# Find P(Q') B) P(Q union R) C) P(R')

#### chelseajjc95

##### New member
I have this problem with understanding this specific notation could someone explain this notation & figure out how to solve this problem!?

Suppose P(Q)=5/31 , P(R)= 7/31 , P(Q intersect R)=3/31
Find the value of:
A) P(Q') B) P(Q union R) C) P(R')

#### tkhunny

##### Well-known member
MHB Math Helper
I have this problem with understanding this specific notation could someone explain this notation & figure out how to solve this problem!?
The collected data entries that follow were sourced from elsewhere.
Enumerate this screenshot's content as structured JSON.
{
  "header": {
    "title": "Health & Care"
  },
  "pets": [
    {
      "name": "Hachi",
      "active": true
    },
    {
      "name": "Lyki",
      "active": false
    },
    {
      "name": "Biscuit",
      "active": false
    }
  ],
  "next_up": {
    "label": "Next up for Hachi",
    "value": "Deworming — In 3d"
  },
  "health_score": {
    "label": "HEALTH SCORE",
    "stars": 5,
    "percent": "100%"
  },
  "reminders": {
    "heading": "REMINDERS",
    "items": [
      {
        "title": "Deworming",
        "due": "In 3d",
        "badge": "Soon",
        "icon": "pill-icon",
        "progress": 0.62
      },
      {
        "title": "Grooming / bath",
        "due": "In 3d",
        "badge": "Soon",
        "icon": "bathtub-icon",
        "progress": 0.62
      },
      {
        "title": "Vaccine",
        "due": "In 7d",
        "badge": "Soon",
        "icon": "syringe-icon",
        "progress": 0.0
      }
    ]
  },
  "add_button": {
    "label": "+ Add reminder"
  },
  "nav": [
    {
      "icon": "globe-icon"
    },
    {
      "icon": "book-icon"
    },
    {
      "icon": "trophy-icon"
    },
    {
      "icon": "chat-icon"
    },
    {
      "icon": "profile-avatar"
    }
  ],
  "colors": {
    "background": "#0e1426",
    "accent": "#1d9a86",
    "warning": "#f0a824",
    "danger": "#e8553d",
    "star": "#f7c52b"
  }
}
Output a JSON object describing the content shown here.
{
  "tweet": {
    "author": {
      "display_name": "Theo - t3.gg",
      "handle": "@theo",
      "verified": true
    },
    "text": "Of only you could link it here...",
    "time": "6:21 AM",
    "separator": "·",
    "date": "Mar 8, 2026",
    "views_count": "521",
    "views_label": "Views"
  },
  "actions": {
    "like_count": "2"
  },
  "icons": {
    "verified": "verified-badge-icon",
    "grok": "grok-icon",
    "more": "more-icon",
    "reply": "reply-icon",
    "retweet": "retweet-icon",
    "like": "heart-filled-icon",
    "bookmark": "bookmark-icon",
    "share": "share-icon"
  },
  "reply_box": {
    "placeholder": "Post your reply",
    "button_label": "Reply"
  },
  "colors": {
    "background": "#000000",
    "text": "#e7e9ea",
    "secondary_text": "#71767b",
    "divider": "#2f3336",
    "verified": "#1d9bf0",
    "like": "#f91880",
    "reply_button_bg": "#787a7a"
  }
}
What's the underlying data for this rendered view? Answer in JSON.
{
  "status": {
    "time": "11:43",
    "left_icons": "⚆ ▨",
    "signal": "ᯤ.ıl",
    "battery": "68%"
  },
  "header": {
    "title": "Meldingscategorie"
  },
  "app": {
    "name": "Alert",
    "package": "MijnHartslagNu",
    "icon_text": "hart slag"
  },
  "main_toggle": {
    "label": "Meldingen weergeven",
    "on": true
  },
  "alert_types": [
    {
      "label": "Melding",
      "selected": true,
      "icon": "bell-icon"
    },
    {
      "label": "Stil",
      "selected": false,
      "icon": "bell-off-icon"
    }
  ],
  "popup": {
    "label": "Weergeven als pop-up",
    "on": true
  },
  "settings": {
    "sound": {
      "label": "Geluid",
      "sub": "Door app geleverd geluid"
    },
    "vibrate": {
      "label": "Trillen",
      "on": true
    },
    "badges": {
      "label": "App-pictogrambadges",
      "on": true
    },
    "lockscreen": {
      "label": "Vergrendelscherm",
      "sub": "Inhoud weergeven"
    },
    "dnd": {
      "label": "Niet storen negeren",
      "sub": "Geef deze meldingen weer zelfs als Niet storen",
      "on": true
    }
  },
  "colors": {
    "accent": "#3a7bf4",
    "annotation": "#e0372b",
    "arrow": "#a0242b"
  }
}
Suppose P(Q)=5/31 , P(R)= 7/31 , P(Q intersect R)=3/31
Find the value of:
A) P(Q') B) P(Q union R) C) P(R')
I might be tempted to draw two partially intersecting circles. Call one Q and the other R. Draw a box around them.

#### Country Boy

##### Well-known member
MHB Math Helper
I have this problem with understanding this specific notation could someone explain this notation & figure out how to solve this problem!?

Suppose P(Q)=5/31 , P(R)= 7/31 , P(Q intersect R)=3/31
Find the value of:
A) P(Q') B) P(Q union R) C) P(R')
If you really have no idea what the notations even mean where in the world did you get this question?

(A) Q' is the event that Q does NOT happen.
If the probability that Q happens is P(Q)= 5/31 then the probability that Q does not happen is P(Q')= 1- P(Q)= 1- 5/31= 26/31.

(B) Q union R is the event that either Q or R or both happen. Because it is possible that both Q and R happen (which is "Q intersect R"), if we just added P(Q) and P(R) we would have counted the times when both happen twice. We can fix that by subtracting off one P(Q intersect R). That is P(Q union R)= P(Q)+ P(R)- P(Q intersect R)= 5/31+ 7/31- 3/31= 9/31.

(C) As in (A), R' is the event that "R does NOT happen". P(R')= 1- P(R)= 1- 7/31= 24/31.